Double Jump Kris MiiThe title of this post comes from the famous Professor Oak of the Pokemon series, which I’m sure most of you know.

On that note, this post has nothing to do with Pokemon. Rather, it’s going to be about the Legend of Zelda: Breath of the Wild and a certain debate that keeps stirring around it…

Did everyone see E3? I didn’t.

What I did see, however, was all the related posts, tweets, articles, what-have-you about the Legend of Zelda: Breath of the Wild that will be released with Nintendo’s new NX next year.

(It’s about time, too, Nintendo. How long have we been waiting for this?)

It looks utterly gorgeous, and I cannot tell you how excited I am about the open world. Exploration is one of my favorite aspects in a game, so seeing how huge and breathtaking Breath of the Wild looks is so exciting!

One of the major topics about Breath of the Wild that I’ve been seeing around, however, was the idea of playing as a female protagonist. Nintendo nixed that thought rather quickly. I certainly don’t mind still playing as a male Link, but the idea of a female Link or protagonist wouldn’t be something that I opposed. The reasons as to why Nintendo said, “Nah,” to a female hero, though, were making me scratch my head in confusion.

A reason as to why they weren’t making Link female in Breath of the Wild was because, hey, if they were going to have a female protagonist, it should be Zelda. But if Zelda was the main character, then Link apparently had nothing to do.

Um, why can’t Link be on his own quest? Why can’t he be the partner character? Why does he need to do something other than chill out and take a break?

What does Zelda do while Link’s adventuring, anyway? She almost always has her own agenda going on while Link is collecting medallions, spirit tears, and ancient tablets, and it wouldn’t be too far-fetched of an idea of Link to be completing his own half of whatever quest is needed in order to protect the Triforce once again.

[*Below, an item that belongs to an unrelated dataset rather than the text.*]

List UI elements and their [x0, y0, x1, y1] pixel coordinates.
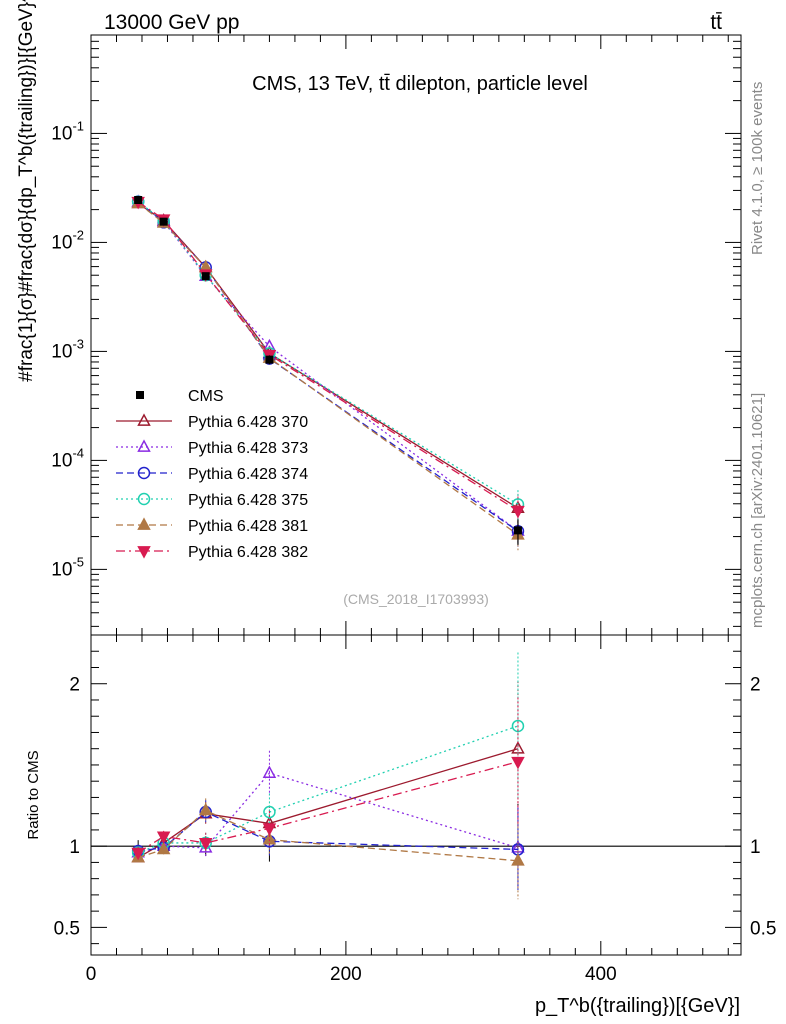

I also don’t see the problem with just having a female Link. They have the design from Hyrule Warriors in the character Linkle, and I think it would be pretty cool to have a pair of ladies kick ass in order to protect Hyrule. The core characters that hold the pieces of the Triforce are, essentially, reincarnations of the same spirits being reborn through the ages. Statistically speaking, there’s bound to be a female Link at some point. For even more gender equality, I’m cool with a female Ganondorf and male Zelda too! It’s not as if Courage and Power are strictly for males and Wisdom is for women, right?

What do you think? Having a female Link star in a Legend of Zelda game may not be a necessity for the series, but I wouldn’t oppose it if Nintendo decided to make that interesting twist.